E, in Italia, alla Lega di Salvini. Inoltre, al M5s. Oltre ai Fratelli
d’Italia. Ma, in modo meno palese, anche a Forza Italia. Se facciamo
riferimento alle stime elettorali più recenti (di Ipsos), nell’insieme,
questi partiti rappresentano, da noi, circa il 57% della base elettorale
(che vota). Così si spiega come la fiducia nella Ue, in Italia, si sia
ridotta ormai al 30%. Espressa, dunque, da meno di un terzo della
popolazione. Distribuita in modo diverso, in base alle preferenze
politiche. La fiducia, infatti, risulta minima, 13-15%, fra gli elettori
di Lega e Forza Italia. Più estesa, ma comunque limitata (intorno al
25%), nella base elettorale del M5s e nell’area grigia degli indecisi.
Per contro, appare largamente superiore alla media tra gli elettori del
Pd e della Sinistra. Presso i quali la fiducia nella Ue raggiunge il
50%.
Così si spiega meglio la polemica di Renzi contro (o meglio,
verso) il governo dell’Unione Europea. Soprattutto, in prospettiva
“interna”.
La questione europea, anzi, anti-europea costituisce,
infatti, un’occasione, una risorsa. Per sottrarre agli avversari
politici un argomento polemico. E per cercare di intercettare nuovi
settori dell’elettorato. In una fase fluida, nella quale gli elettori
incerti esprimono distacco dalle istituzioni. E, in particolare, dalla
Ue. Riferimento critico dell’insicurezza economica, ma non solo. Vista
l’inquietudine prodotta e riprodotta dagli attentati e dagli episodi di
violenza avvenuti, di recente, in Europa e oltre. Matteo Renzi, così,
usa i temi — anche se non il linguaggio — del M5s, della Lega, di Fi.

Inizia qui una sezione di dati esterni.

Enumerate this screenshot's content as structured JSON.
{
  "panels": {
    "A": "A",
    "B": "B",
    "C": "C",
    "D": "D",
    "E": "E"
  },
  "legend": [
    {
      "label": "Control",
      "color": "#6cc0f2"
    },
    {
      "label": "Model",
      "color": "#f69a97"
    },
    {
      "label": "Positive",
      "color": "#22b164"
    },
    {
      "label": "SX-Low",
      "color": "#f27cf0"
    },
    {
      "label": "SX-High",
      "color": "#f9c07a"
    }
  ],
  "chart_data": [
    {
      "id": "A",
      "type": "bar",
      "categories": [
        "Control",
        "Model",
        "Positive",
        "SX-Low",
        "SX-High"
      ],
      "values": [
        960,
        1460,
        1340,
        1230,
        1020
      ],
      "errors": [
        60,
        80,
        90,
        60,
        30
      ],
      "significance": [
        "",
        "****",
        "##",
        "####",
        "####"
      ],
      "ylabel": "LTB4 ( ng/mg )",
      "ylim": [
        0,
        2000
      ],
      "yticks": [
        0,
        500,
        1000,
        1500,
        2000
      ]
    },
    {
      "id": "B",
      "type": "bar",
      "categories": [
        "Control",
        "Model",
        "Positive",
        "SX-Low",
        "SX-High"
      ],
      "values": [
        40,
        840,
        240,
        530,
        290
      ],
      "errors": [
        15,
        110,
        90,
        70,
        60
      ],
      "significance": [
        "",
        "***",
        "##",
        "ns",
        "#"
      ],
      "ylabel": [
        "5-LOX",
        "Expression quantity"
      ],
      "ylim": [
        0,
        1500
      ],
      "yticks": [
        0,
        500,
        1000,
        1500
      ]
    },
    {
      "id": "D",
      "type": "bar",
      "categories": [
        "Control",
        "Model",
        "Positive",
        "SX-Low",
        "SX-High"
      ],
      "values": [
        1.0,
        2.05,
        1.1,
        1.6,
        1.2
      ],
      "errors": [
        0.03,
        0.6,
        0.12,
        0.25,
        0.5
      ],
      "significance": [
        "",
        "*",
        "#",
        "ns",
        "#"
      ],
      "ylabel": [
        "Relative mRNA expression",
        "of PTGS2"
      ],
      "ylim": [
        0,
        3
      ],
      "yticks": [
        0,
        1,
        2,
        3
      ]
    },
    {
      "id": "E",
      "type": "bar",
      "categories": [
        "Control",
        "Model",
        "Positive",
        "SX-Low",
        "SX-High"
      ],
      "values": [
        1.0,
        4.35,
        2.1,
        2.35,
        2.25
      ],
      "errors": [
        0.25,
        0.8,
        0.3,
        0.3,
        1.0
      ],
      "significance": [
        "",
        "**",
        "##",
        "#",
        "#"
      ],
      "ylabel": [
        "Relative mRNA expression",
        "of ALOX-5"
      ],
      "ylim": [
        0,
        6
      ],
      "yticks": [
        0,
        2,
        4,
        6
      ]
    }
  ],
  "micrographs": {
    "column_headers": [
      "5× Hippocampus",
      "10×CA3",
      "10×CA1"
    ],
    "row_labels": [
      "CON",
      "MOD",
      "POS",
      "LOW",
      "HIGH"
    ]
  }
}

Per rivolgersi ai loro elettori, ma anche agli indecisi. E lasciare gli
avversari politici “senza parole”.
D’altronde, come si è detto
altre volte, l’Europa appare ormai un progetto ipotetico, quasi
immaginario. Che non riesce a realizzarsi, sul piano politico,
soprattutto di fronte alle grandi emergenze di questa fase. Così rischia
di divenire un non-progetto, al tempo dell’antipolitica e dei
non-partiti. Tanto più se, come in questa fase, tornano i muri e le
frontiere. Che, per dividere l’Europa dagli “altri”, in fuga dal Sud del
(nostro) mondo, dividono anche l’Europa, al proprio interno. E gli
europei (?) dall’Europa. Così Renzi, oggi, si presenta alla guida degli
euro-critici in Europa. Conta, in questo modo, di aumentare il proprio
potere di pressione all’esterno. Mentre, in Italia, interpreta la parte
di leader degli euro-delusi. E si rivolge agli euro-scettici, ma anche
agli anti- europei. Offre loro cittadinanza e rappresentanza.
È il
passaggio strategico di una lunga campagna elettorale. In vista delle
prossime elezioni amministrative di primavera, insidiose per Renzi e il
Pd. Ma, a maggior ragione, in vista del referendum d’autunno. Volto,
formalmente, a confermare la riforma costituzionale, che ridimensiona il
ruolo del Senato. Ma, di fatto, indirizzato a fini politici, più che
costituzionali. Un test per garantire al premier la legittimazione
elettorale che, fin qui, non ha ancora avuto. Superando un problema che,
per quanto è possibile intuire, angustia Renzi sul piano personale,
oltre (e prima ancora) che politico.
Naturalmente, la strategia
euro-critica di Renzi presenta i suoi rischi. In primo luogo, espone il
governo italiano alle ritorsioni dei partner europei. Anzitutto, della
Germania. Se costretto a ripiegare, peraltro, Renzi pagherebbe un grave
danno di immagine, oltre che sul piano della forza contrattuale.
Sul
piano nazionale, invece, il rischio è di legittimare gli avversari
politici, invece di indebolirli. Spingendo gli elettori insoddisfatti
della Ue a sostenere i soggetti politici antieuropeisti “doc” invece dei
“convertiti” dell’ultima ora.
Ma il rischio maggiore, per Renzi, è
di finire nella “terra di nessuno”. Senza una vera identità. Né
europeista, come la propria base elettorale. Né euro- scettico, come gli
elettori che vorrebbe intercettare. Ma euro- tattico.
E, dunque, alla fine, solo. Senza bandiera. Senza veri nemici. E senza veri amici.